Даже в случаях, когда ситуативные конструкции не связаны напрямую с идеей произведения, они играют важную роль в раскрытии авторского замысла, С.45

характеризуют героя и его эмоциональное состояние, с чем сталкиваемся в рассказе "Первый дебют" (1886):

"Погода была отвратительная. Она, казалось, негодовала, ненавидела и страдала заодно с Пятеркиным" [С.4; 307].

Оборот интересен еще и тем, что обыгрывает штампы литературного психологического параллелизма.

Передаче состояния хозяйки и кухарки, затевающих приготовление блинов, служит ситуативное сравнение в очерке "Блины" (1886): "Шепчутся и глядят друг на друга такими глазами, как будто сочиняют любовное письмо" [С.4; 362].

Перед нами уже знакомая отсылка к другой ситуации, необычный, неожиданный выбор которой обусловлен стремлением ярче описать атмосферу волнения и тайны.

По существу такая же отсылка к другой ситуации содержится и в следующих словах: "Несет сама хозяйка, красная, сияющая, гордая: Можно думать, что у нее на руках не блины, а ее первенец" [С.4; 363].
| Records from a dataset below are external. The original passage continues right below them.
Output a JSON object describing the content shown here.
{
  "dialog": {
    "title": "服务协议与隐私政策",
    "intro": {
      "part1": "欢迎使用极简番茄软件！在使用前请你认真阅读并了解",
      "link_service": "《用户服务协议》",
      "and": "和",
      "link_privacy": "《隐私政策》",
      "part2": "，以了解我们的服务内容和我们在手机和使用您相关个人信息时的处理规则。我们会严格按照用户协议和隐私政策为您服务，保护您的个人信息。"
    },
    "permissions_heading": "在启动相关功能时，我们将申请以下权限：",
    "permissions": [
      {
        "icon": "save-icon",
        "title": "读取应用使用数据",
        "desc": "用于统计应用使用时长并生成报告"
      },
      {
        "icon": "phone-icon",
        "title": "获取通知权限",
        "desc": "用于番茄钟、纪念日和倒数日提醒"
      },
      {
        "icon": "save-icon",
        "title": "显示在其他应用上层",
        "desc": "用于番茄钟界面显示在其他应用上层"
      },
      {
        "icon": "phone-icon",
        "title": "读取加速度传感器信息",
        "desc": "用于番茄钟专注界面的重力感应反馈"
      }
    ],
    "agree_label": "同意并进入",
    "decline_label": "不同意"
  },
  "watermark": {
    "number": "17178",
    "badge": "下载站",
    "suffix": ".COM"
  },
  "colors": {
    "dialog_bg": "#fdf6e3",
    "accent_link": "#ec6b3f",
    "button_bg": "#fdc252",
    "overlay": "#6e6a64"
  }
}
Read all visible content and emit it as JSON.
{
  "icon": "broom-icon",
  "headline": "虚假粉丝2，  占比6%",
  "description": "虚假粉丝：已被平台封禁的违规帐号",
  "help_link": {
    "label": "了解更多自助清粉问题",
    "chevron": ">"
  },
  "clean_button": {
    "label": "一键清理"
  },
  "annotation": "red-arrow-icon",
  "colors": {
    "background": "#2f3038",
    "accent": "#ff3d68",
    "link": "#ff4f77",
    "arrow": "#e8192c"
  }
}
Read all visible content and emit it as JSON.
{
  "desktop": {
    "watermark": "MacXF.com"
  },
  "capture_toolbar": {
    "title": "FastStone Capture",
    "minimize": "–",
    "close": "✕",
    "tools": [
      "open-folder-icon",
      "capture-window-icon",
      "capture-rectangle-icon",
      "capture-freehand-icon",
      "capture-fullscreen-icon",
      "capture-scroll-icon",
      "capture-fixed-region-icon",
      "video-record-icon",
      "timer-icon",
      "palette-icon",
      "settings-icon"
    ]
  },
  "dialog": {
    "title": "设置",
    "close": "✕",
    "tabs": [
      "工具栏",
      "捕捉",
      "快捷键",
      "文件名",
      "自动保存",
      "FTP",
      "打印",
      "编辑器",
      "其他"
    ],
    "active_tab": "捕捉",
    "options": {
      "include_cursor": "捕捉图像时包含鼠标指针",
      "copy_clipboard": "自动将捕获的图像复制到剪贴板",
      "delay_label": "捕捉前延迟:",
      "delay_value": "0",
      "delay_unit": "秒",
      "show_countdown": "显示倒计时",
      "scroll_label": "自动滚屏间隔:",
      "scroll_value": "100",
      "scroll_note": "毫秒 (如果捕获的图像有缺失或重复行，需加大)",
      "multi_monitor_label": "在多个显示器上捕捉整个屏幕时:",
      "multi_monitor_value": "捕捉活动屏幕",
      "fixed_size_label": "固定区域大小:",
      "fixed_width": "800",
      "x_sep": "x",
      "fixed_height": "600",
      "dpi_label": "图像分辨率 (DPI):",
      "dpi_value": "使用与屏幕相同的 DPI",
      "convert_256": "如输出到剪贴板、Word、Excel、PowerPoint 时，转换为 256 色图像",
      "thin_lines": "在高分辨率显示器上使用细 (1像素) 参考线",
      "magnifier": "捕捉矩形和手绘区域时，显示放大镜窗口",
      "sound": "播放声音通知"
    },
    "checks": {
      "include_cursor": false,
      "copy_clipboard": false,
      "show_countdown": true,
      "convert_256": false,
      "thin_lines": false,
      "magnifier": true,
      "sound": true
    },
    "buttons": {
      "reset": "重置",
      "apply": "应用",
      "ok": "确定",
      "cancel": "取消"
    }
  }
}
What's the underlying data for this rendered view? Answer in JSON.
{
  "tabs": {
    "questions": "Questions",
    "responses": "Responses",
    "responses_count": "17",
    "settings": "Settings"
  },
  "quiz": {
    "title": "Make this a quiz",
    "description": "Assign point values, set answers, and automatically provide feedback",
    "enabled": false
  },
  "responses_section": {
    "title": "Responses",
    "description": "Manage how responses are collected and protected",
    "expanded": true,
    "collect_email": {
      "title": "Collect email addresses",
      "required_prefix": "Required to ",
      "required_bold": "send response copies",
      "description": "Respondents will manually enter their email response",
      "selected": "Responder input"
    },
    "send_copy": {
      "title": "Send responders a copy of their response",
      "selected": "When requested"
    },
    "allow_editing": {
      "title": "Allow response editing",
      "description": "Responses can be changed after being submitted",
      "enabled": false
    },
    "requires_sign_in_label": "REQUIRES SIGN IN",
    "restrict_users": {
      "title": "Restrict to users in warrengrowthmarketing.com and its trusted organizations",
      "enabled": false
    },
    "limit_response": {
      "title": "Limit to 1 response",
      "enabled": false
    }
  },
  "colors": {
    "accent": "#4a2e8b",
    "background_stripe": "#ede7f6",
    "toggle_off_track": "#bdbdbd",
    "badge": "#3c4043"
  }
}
Вновь мы встречаемся с рассечением единой конструкции на две фразы. Но в основе фрагмента - все тот же ситуативный оборот: "Несет сама хозяйка, красная, сияющая, гордая, словно у нее на руках не блины, а ее первенец".

Еще более интересный случай рассечения сравнительного оборота обнаруживаем в рассказе "Ведьма" (1886). Описывая уснувшего после долгой метельной дороги почтальона, повествователь замечает: "Изредка в его горле поскрипывало какое-то колесико, да шуршала по тюку вздрагивавшая нога" [С.4; 382].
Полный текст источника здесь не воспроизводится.